The main issue is mapping the allele space to modes. In TF and my dissertation proposal (Madsen 2012), I modeled trait dimensions as the unit interval \([0,1]\), with traits taking real-valued locations on the interval. This offered an infinite-alleles model of mutation (it’s always possible to distinguish two values, at least for a very large number of values given 64 bits), but a constrained method of doing allelic partitions for modes. An example of chopping a dimension into three modes might be:

\([0, 0.4) [0.4, 0.7) [0.7, 1.0]\)

Obviously, a trait with value \(0.3576\) would be identified to Mode 1 in this dimension. Simple. Generating random partitions was also easy, or doing a hierarchy of classification levels.

In simuPOP, the KAllelesMutator I’m using operates with LONG integer values, so it’s not truly infinite alleles, just many more than you’ll need unless you have a giant population and a very long simulation run. So we set the maximum allelic value (MAXVAL) when we construct the mutator, and then it seems to choose new alleles uniformly from \([0, MAXVAL]\).

What we don’t have is a good allelic distribution of initial variants – variants appear to be sequential and taken from zero. Either we ought to have initial alleles chosen randomly from the permissible space, or we simply have to wait until all the initial alleles are gone before we start recording data.

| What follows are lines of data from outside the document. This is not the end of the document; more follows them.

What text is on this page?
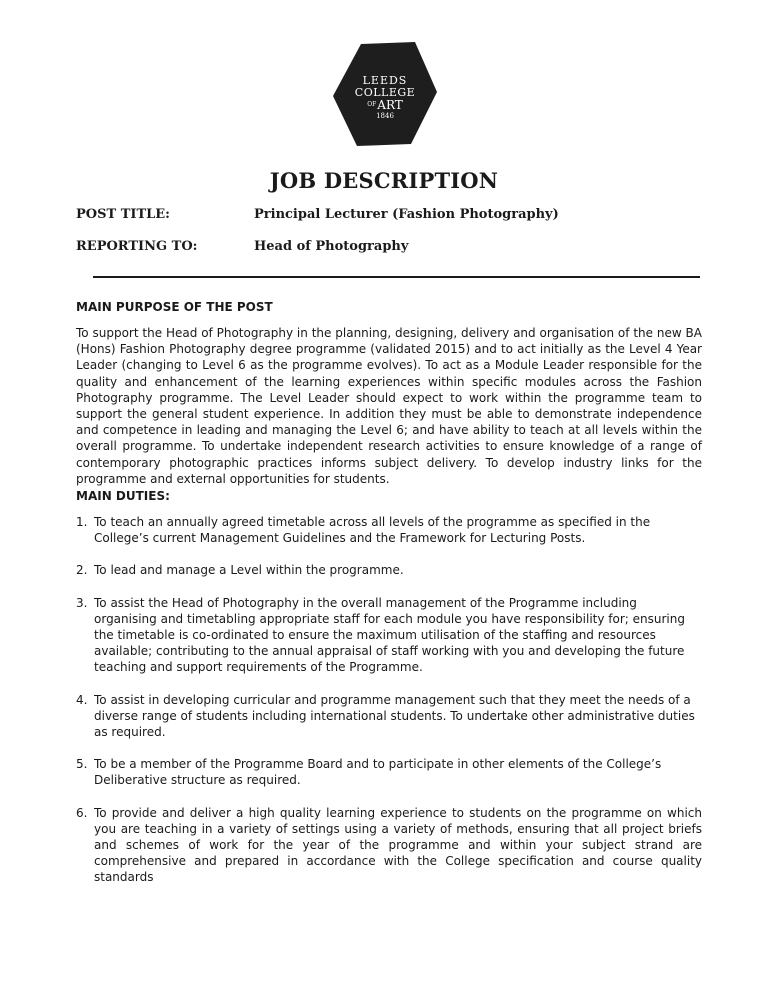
LEEDS
COLLEGE
OFART
1846
JOB DESCRIPTION
POST TITLE:	Principal Lecturer (Fashion Photography)
REPORTING TO:	Head of Photography
MAIN PURPOSE OF THE POST
To support the Head of Photography in the planning, designing, delivery and organisation of the new BA (Hons) Fashion Photography degree programme (validated 2015) and to act initially as the Level 4 Year Leader (changing to Level 6 as the programme evolves). To act as a Module Leader responsible for the quality and enhancement of the learning experiences within specific modules across the Fashion Photography programme. The Level Leader should expect to work within the programme team to support the general student experience. In addition they must be able to demonstrate independence and competence in leading and managing the Level 6; and have ability to teach at all levels within the overall programme. To undertake independent research activities to ensure knowledge of a range of contemporary photographic practices informs subject delivery. To develop industry links for the programme and external opportunities for students.
MAIN DUTIES:
1. To teach an annually agreed timetable across all levels of the programme as specified in the College’s current Management Guidelines and the Framework for Lecturing Posts.
2. To lead and manage a Level within the programme.
3. To assist the Head of Photography in the overall management of the Programme including organising and timetabling appropriate staff for each module you have responsibility for; ensuring the timetable is co-ordinated to ensure the maximum utilisation of the staffing and resources available; contributing to the annual appraisal of staff working with you and developing the future teaching and support requirements of the Programme.
4. To assist in developing curricular and programme management such that they meet the needs of a diverse range of students including international students. To undertake other administrative duties as required.
5. To be a member of the Programme Board and to participate in other elements of the College’s Deliberative structure as required.
6. To provide and deliver a high quality learning experience to students on the programme on which you are teaching in a variety of settings using a variety of methods, ensuring that all project briefs and schemes of work for the year of the programme and within your subject strand are comprehensive and prepared in accordance with the College specification and course quality standards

Then, we can specify random partitions as fractions of MAXVAL. Classifications could also be specified manually in the same way I did it in TF, and simply interpreted as fractions of MAXVAL. MAXVAL itself could be calculated somehow, based on popsize and length of simulation run and mutation rate. Or it could be set to a very large number. Either way, it simply needs to be recorded as part of the simulation run info.

Tasks

  1. Initialize KAllelesMutator with a variable, which is recorded as part of the simulation data schema to MongoDB.
  2. Configure classification(s) as partitions of the unit interval
  3. Mode boundaries are determined by partition values * MAXVAL
  4. Need a data collection for storing the classifications and their modes
  5. Need a data collection for storing individual samples post classification, with a field for the classification ID used.

References Cited

Madsen, Mark. 2012. “Dissertation Proposal: Empirical Sufficiency and Neutral Theory: Building Seriation and Classification into Archaeological Models of Cultural Transmission.” http://dx.doi.org/10.6084/m9.figshare.745321.


  1. I doubt simuPOP is the appropriate tool for some of my other projects, in particular looking at structured information, so I may explore a lightweight discrete event simulator in Python before starting that project.